[Tutor] Running Python Scripts at same time

John Weller john at johnweller.co.uk
Sun Jun 28 05:59:16 EDT 2020


Thank you to all who responded.  I was conscious of the file locking issue and had a strategy in mind to cope.  My concern was if Python could manage.  I am an experienced programmer new to Python and had visions of the early interpreted languages I used such as those on the BBC Micro and early PCs  😊

Thanks again

John

John Weller
01380 723235
07976 393631

-----Original Message-----
From: Cameron Simpson <cs at cskk.id.au> 
Sent: 28 June 2020 00:06
To: John Weller <john at johnweller.co.uk>
Cc: 'Python Tutor' <tutor at python.org>
Subject: Re: [Tutor] Running Python Scripts at same time

On 26Jun2020 11:21, John Weller <john at johnweller.co.uk> wrote:
>I have a Python program which will be running 24/7 (I hope 😊).  It is 
>generating data in a file which I want to clean up overnight.  The way 
>I am looking at doing it is to run a separate program as a Cron job at 
>midnight – will that work?  The alternative is to add it to the loop 
>and check for the time. I have tried researching this but only got even 
>more confused.

Running a separate program is perfectly reasonable.

And crontab is a perfect place for a regular task like this.

The primary issue usually is that you do not want both programms to be using the file at the same time.

Supposing the file were, say, a CSV file to which your long running programme (A) appended data. ANd that the clean up program (B) reads the CSV file, tidies some stuff, and rewrites the CSV file. You can imagine this sequence:

    - programme B opens the file and reads the data
    - programme B thinks about the data to clean it
    - programme A appends more data to the file
    - programme B rewrites the clean data into the file,
      _overwriting_ the new data programme A just appended

The usual process with a shared external file is to use a lock facility.  
These come in a few forms, and it is essential that both programme A and programme B use the same locking system.

One of the easiest and most portable is to make a lock file while you work with the file. If your data file is called "foo" you might use a lock fie called "foo.lock".

On a UNIX type system (includes Linux) you can atomicly make such a file like this:

    import os
    .......
    lockpath = datafilepath + '.lock'
    lockfd = os.open(lockpath, os.O_CREAT | os.O_EXCL | os.O_RDWR, 0)
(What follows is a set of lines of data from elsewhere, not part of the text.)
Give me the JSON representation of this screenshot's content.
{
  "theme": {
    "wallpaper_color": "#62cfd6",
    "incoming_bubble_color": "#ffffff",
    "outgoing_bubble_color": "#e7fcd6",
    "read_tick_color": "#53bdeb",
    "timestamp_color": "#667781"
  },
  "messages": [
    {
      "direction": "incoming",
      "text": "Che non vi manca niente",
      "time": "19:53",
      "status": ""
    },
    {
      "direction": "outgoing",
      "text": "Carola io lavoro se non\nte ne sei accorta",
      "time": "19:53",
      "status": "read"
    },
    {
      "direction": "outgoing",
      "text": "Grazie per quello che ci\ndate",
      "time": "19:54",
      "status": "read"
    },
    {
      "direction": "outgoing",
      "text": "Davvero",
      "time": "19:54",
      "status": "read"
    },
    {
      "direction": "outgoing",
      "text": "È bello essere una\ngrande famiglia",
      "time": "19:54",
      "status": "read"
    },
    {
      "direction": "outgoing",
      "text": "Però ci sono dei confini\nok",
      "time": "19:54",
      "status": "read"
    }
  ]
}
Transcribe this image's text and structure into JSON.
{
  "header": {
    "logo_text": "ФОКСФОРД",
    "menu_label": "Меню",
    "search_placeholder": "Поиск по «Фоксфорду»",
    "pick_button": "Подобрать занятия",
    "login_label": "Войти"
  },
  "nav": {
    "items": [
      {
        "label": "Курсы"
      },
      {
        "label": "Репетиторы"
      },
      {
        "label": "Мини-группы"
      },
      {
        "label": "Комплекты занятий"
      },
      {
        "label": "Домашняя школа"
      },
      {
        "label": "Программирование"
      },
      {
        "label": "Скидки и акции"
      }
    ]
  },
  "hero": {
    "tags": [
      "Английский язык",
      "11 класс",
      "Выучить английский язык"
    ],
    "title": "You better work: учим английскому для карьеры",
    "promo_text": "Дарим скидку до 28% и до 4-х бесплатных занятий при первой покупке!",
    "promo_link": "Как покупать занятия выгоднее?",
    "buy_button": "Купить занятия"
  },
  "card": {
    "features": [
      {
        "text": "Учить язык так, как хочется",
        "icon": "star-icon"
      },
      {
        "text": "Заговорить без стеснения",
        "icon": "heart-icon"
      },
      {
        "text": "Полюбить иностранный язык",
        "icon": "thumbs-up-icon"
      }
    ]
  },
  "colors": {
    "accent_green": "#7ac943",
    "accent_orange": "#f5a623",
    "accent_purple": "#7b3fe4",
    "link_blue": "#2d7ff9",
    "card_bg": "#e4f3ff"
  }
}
That is a special mode of the OS "open" call (_not_ Python's default "open" builtin) whose parameters have the following meanings:

    - os.O_CREAT: create the file if missing
    - os.O_EXCL: ensure that the file is created - if it already exists 
      this raises an exception
    - os.O_RDWR: open the file for read and write
    - 0: the initial permissions, ensuring that the file is _not_ 
      readable or writable

See "man 2 open" on a UNIX system for the spec.

The combination of O_RDWR and 0 permissions means that if the file already exists (made by the "other" programme) then it won't have any permissions, which means we won't get read or write access and the open will fail. The nice thing about this is that the initial permissions are _immediate_ when the file is created by the OS - there's no tiny window where the file has read/write perms which then get removed - the OS ensures it. This is nice on networked file shares (if they are reliable).

Anyway, the upshort of the os.open() call above is that if the lockfile already exists, the open will fail, and otherwise it will succeed, preventing antoehr programme doing the same thing.

When finished, close the lockfd and remove the lock file:

    os.close(lockfd)
    os.remove(lockpath)

No, because the whole scenario is that occasionally both programms want the file at the same time, the os.open _will_ fail in that case. SO the idea is that you repeat it until it succeeds, then do your work:

    while True:
        try:
            lockfd = os.open(lockpath, os.O_CREAT | os.O_EXCL | os.O_RDWR, 0)
        except OSError as e:
            print("lock not obtained, sleeping")
            time.sleep(1)
        else:
            break
    .... work with the data file ...
    os.close(lockfd)
    os.remove(lockpath)

Put that logic in both programmes and you should be ok.

You can see a more elaborate version of this logic in my "makelockfile" 
function here:

    https://bitbucket.org/cameron_simpson/css/src/tip/lib/python/cs/fileutils.py#lines-527

(Atlassian are going to nuke that repo soon, alas, because they find mercurial too hard. But until then the link should be good.)